3 Months into the Mission after the Hospital and Still a Long Way to go
Sep. 26, 2013 1:19 am
Updated: Sep. 30, 2013 1:36 am
It is now 3 months since my mother got out of the hospital after getting shingles in her eye, and we still have a long way to go to get back to where she was before the shingles and the UTI she got at the hospital. I think we finally beat the bowel incontinence,
but urinary incontinence is still a problem. Bed sheets are washed almost every day, and furniture has had to be shampooed a few times.
On the plus side, she is sleeping a bit less, is eating better, and her ability to walk and get up from a chair is very much improved. What is discouraging is that her mental capacity has slipped quite a bit from what it was before the hospital. There are times
that I don't see anything behind her eyes, if you know what I mean, but she does seem to have more times that she remembers things. Eating with silverware is still a problem unless she is eating ice cream, one of her favorites.

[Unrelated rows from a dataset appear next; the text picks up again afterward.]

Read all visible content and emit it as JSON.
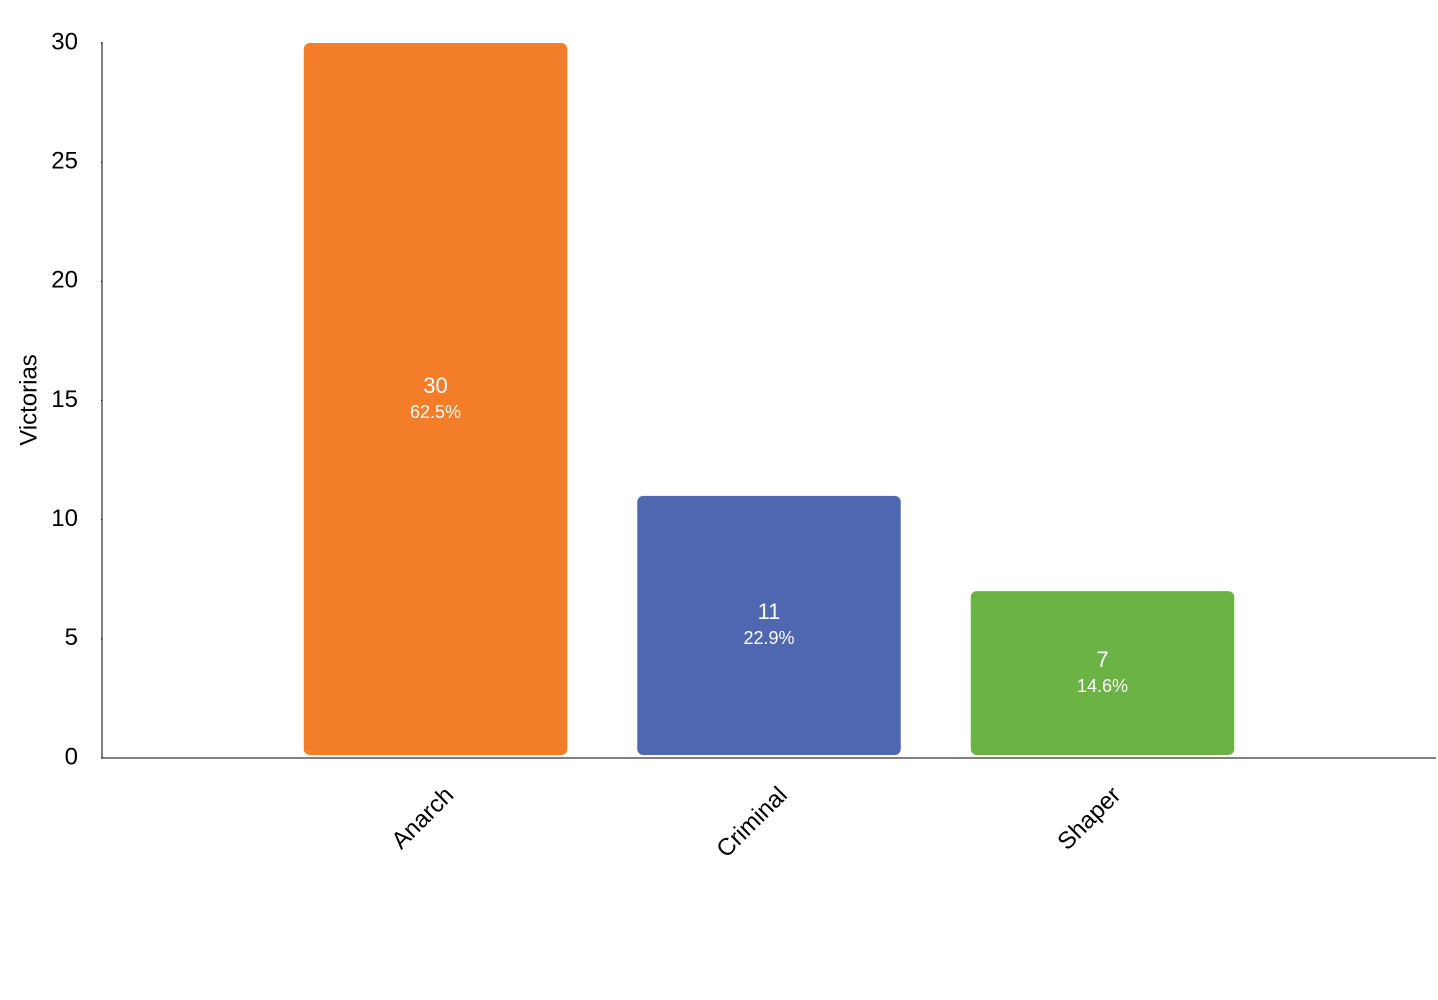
{
  "chart_data": {
    "type": "bar",
    "y_label": "Victorias",
    "categories": [
      "Anarch",
      "Criminal",
      "Shaper"
    ],
    "values": [
      30,
      11,
      7
    ],
    "percent_labels": [
      "62.5%",
      "22.9%",
      "14.6%"
    ],
    "colors": [
      "#f47d2a",
      "#4f67b0",
      "#6bb345"
    ],
    "ylim": [
      0,
      30
    ],
    "yticks": [
      0,
      5,
      10,
      15,
      20,
      25,
      30
    ],
    "grid": false
  }
}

Mental exercises that used to be easy for her, she can't accomplish at all. I have been trying to reteach her things, but it is so hard to know how far back to go. Things so simple as how to recognize colors are difficult for her. How do you teach someone colors??
I am pretty good at teaching, but I am beginning to think that I don't know enough to help her. This is all so terribly frustrating. I think I could use some help so that I can help her more, but I don't know where to go. I have contacted a number of agencies
that deal with dementia, but they all believe that you have to deal with it and can't help it.

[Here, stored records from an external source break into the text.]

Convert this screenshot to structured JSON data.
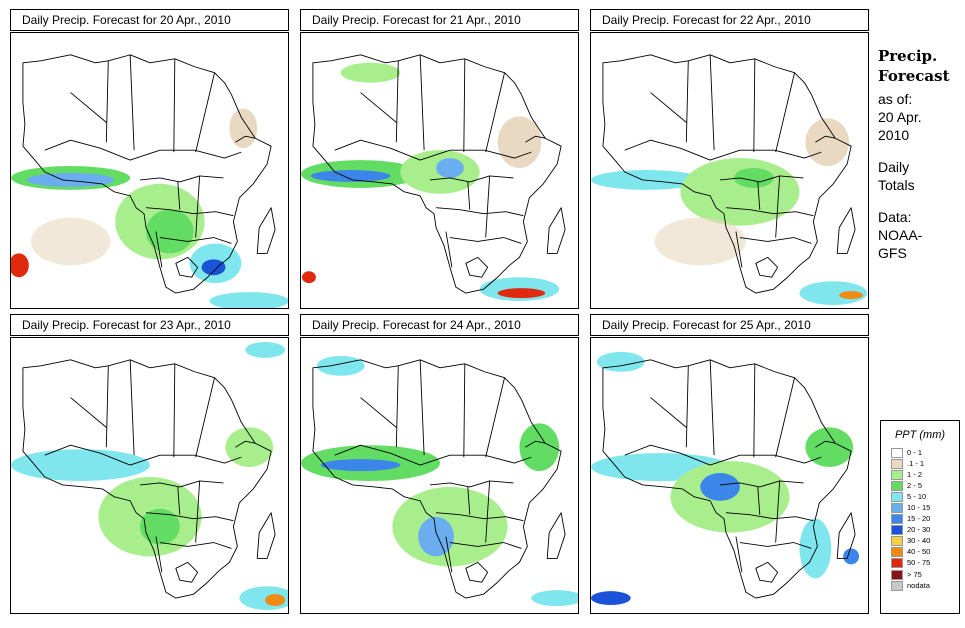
{
  "panels": [
    {
      "title": "Daily Precip. Forecast for  20 Apr., 2010"
    },
    {
      "title": "Daily Precip. Forecast for  21 Apr., 2010"
    },
    {
      "title": "Daily Precip. Forecast for  22 Apr., 2010"
    },
    {
      "title": "Daily Precip. Forecast for  23 Apr., 2010"
    },
    {
      "title": "Daily Precip. Forecast for  24 Apr., 2010"
    },
    {
      "title": "Daily Precip. Forecast for  25 Apr., 2010"
    }
  ],
  "side": {
    "title_line1": "Precip.",
    "title_line2": "Forecast",
    "asof_label": "as of:",
    "asof_date1": "20 Apr.",
    "asof_date2": "2010",
    "totals1": "Daily",
    "totals2": "Totals",
    "data_label": "Data:",
    "source1": "NOAA-",
    "source2": "GFS"
  },
  "legend": {
    "title": "PPT (mm)",
    "classes": [
      {
        "label": "0 - 1",
        "color": "#ffffff"
      },
      {
        "label": ".1 - 1",
        "color": "#ead9c2"
      },
      {
        "label": "1 - 2",
        "color": "#a8ee8c"
      },
      {
        "label": "2 - 5",
        "color": "#62dc62"
      },
      {
        "label": "5 - 10",
        "color": "#7fe6ee"
      },
      {
        "label": "10 - 15",
        "color": "#6aaef0"
      },
      {
        "label": "15 - 20",
        "color": "#3c86ea"
      },
      {
        "label": "20 - 30",
        "color": "#1a52d8"
      },
      {
        "label": "30 - 40",
        "color": "#f4d040"
      },
      {
        "label": "40 - 50",
        "color": "#f08a12"
      },
      {
        "label": "50 - 75",
        "color": "#e02a0e"
      },
      {
        "label": "> 75",
        "color": "#8a1414"
      },
      {
        "label": "nodata",
        "color": "#c8c8c8"
      }
    ]
  }
}
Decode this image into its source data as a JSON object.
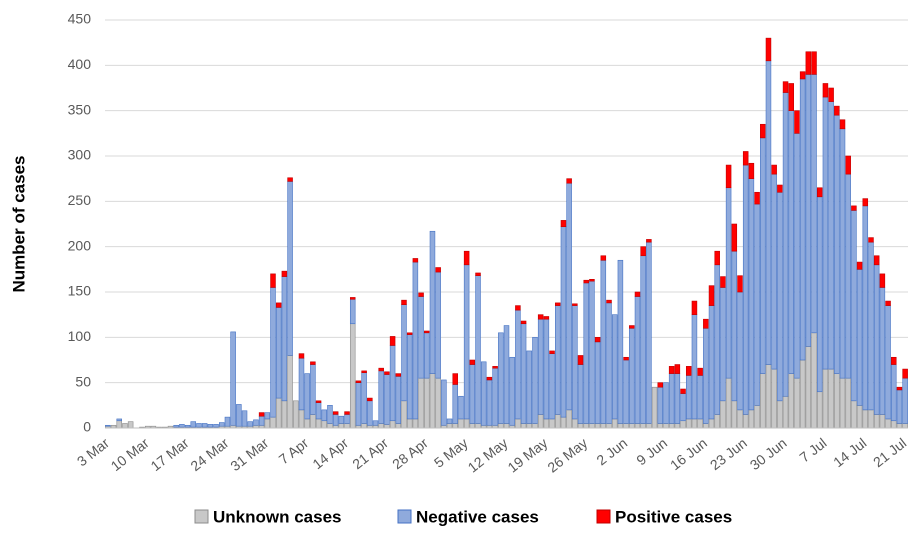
{
  "chart_data": {
    "type": "stacked-bar",
    "y_label": "Number of cases",
    "categories": [
      "3 Mar",
      null,
      null,
      null,
      null,
      null,
      null,
      "10 Mar",
      null,
      null,
      null,
      null,
      null,
      null,
      "17 Mar",
      null,
      null,
      null,
      null,
      null,
      null,
      "24 Mar",
      null,
      null,
      null,
      null,
      null,
      null,
      "31 Mar",
      null,
      null,
      null,
      null,
      null,
      null,
      "7 Apr",
      null,
      null,
      null,
      null,
      null,
      null,
      "14 Apr",
      null,
      null,
      null,
      null,
      null,
      null,
      "21 Apr",
      null,
      null,
      null,
      null,
      null,
      null,
      "28 Apr",
      null,
      null,
      null,
      null,
      null,
      null,
      "5 May",
      null,
      null,
      null,
      null,
      null,
      null,
      "12 May",
      null,
      null,
      null,
      null,
      null,
      null,
      "19 May",
      null,
      null,
      null,
      null,
      null,
      null,
      "26 May",
      null,
      null,
      null,
      null,
      null,
      null,
      "2 Jun",
      null,
      null,
      null,
      null,
      null,
      null,
      "9 Jun",
      null,
      null,
      null,
      null,
      null,
      null,
      "16 Jun",
      null,
      null,
      null,
      null,
      null,
      null,
      "23 Jun",
      null,
      null,
      null,
      null,
      null,
      null,
      "30 Jun",
      null,
      null,
      null,
      null,
      null,
      null,
      "7 Jul",
      null,
      null,
      null,
      null,
      null,
      null,
      "14 Jul",
      null,
      null,
      null,
      null,
      null,
      null,
      "21 Jul"
    ],
    "series": [
      {
        "name": "Unknown cases",
        "color": "#c8c8c8",
        "stroke": "#8c8c8c",
        "values": [
          2,
          3,
          8,
          5,
          7,
          0,
          1,
          2,
          2,
          1,
          1,
          2,
          1,
          1,
          1,
          1,
          1,
          1,
          1,
          1,
          2,
          2,
          3,
          2,
          2,
          2,
          3,
          3,
          10,
          12,
          33,
          30,
          80,
          30,
          20,
          10,
          15,
          10,
          8,
          5,
          3,
          5,
          5,
          115,
          3,
          5,
          3,
          3,
          5,
          4,
          8,
          5,
          30,
          10,
          10,
          55,
          55,
          60,
          55,
          3,
          5,
          5,
          10,
          10,
          5,
          5,
          3,
          3,
          3,
          5,
          5,
          3,
          10,
          5,
          5,
          5,
          15,
          10,
          10,
          15,
          12,
          20,
          10,
          5,
          5,
          5,
          5,
          5,
          5,
          10,
          5,
          5,
          5,
          5,
          5,
          5,
          45,
          5,
          5,
          5,
          5,
          8,
          10,
          10,
          10,
          5,
          10,
          15,
          30,
          55,
          30,
          20,
          15,
          20,
          25,
          60,
          70,
          65,
          30,
          35,
          60,
          55,
          75,
          90,
          105,
          40,
          65,
          65,
          60,
          55,
          55,
          30,
          25,
          20,
          20,
          15,
          15,
          10,
          8,
          5,
          5
        ]
      },
      {
        "name": "Negative cases",
        "color": "#8faadc",
        "stroke": "#4472c4",
        "values": [
          1,
          0,
          2,
          0,
          0,
          0,
          0,
          0,
          0,
          0,
          0,
          0,
          2,
          3,
          2,
          6,
          4,
          4,
          3,
          3,
          4,
          10,
          103,
          24,
          17,
          5,
          6,
          10,
          7,
          143,
          100,
          137,
          192,
          0,
          57,
          50,
          55,
          18,
          12,
          20,
          12,
          8,
          10,
          27,
          47,
          56,
          27,
          5,
          58,
          55,
          83,
          52,
          106,
          93,
          173,
          90,
          50,
          157,
          117,
          50,
          5,
          43,
          25,
          170,
          65,
          163,
          70,
          50,
          63,
          100,
          108,
          75,
          120,
          110,
          80,
          95,
          105,
          110,
          72,
          120,
          210,
          250,
          125,
          65,
          155,
          157,
          90,
          180,
          133,
          115,
          180,
          70,
          105,
          140,
          185,
          200,
          0,
          40,
          45,
          55,
          55,
          30,
          48,
          115,
          48,
          105,
          125,
          165,
          125,
          210,
          165,
          130,
          275,
          255,
          222,
          260,
          335,
          215,
          230,
          335,
          290,
          270,
          310,
          300,
          285,
          215,
          300,
          295,
          285,
          275,
          225,
          210,
          150,
          225,
          185,
          165,
          140,
          125,
          62,
          37,
          50
        ]
      },
      {
        "name": "Positive cases",
        "color": "#ff0000",
        "stroke": "#c00000",
        "values": [
          0,
          0,
          0,
          0,
          0,
          0,
          0,
          0,
          0,
          0,
          0,
          0,
          0,
          0,
          0,
          0,
          0,
          0,
          0,
          0,
          0,
          0,
          0,
          0,
          0,
          0,
          0,
          4,
          0,
          15,
          5,
          6,
          4,
          0,
          5,
          0,
          3,
          2,
          0,
          0,
          3,
          0,
          3,
          2,
          2,
          2,
          3,
          0,
          3,
          3,
          10,
          3,
          5,
          2,
          4,
          4,
          2,
          0,
          5,
          0,
          0,
          12,
          0,
          15,
          5,
          3,
          0,
          3,
          2,
          0,
          0,
          0,
          5,
          3,
          0,
          0,
          5,
          3,
          3,
          3,
          7,
          5,
          2,
          10,
          3,
          2,
          5,
          5,
          3,
          0,
          0,
          3,
          3,
          5,
          10,
          3,
          0,
          5,
          0,
          8,
          10,
          5,
          10,
          15,
          8,
          10,
          22,
          15,
          12,
          25,
          30,
          18,
          15,
          17,
          13,
          15,
          25,
          10,
          8,
          12,
          30,
          25,
          8,
          25,
          25,
          10,
          15,
          15,
          10,
          10,
          20,
          5,
          8,
          8,
          5,
          10,
          15,
          5,
          8,
          3,
          10
        ]
      }
    ],
    "ylim": [
      0,
      450
    ],
    "yticks": [
      0,
      50,
      100,
      150,
      200,
      250,
      300,
      350,
      400,
      450
    ],
    "grid": true,
    "legend": "bottom"
  }
}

I feel so bad for her because she knows something is wrong, but don't know what it is. When she wets the bed, she cries because she feels bad that she did it, but she can't help it. She wants to get better, and really tries to do what I want her to do, but
she doesn't always remember or understand. I am trying to keep in mind that it took us 9 months to get the improvement that we did when she came here from the nursing home, and it has been only 3 months since her illness and the hospital stay. I really have
to stay positive and give her more time.
Through all of this, we are still very close. We have always understood each other, even without words. Now that she has aphasia and can't talk, I can still usually understand what she is trying to say. She tries so hard, and gets tears in her eyes when she
can't do something. Even though I tell her how much I love her and how proud I am of her, she knows when she wets her pants or can't do something, and it makes her cry. My heart is breaking for her. This is something that no person should ever have to experience.
It really scares me that my husband and I have no one to care for us if this should ever happen to us.
I will be 67 in a month, and, with this experience, the prospect of getting old is really beginning to scare me. Even though I am in good health, and plan to care for my mother to the end, what will happen to my husband and I when we can no longer care for
ourselves. This is really a scary thought!!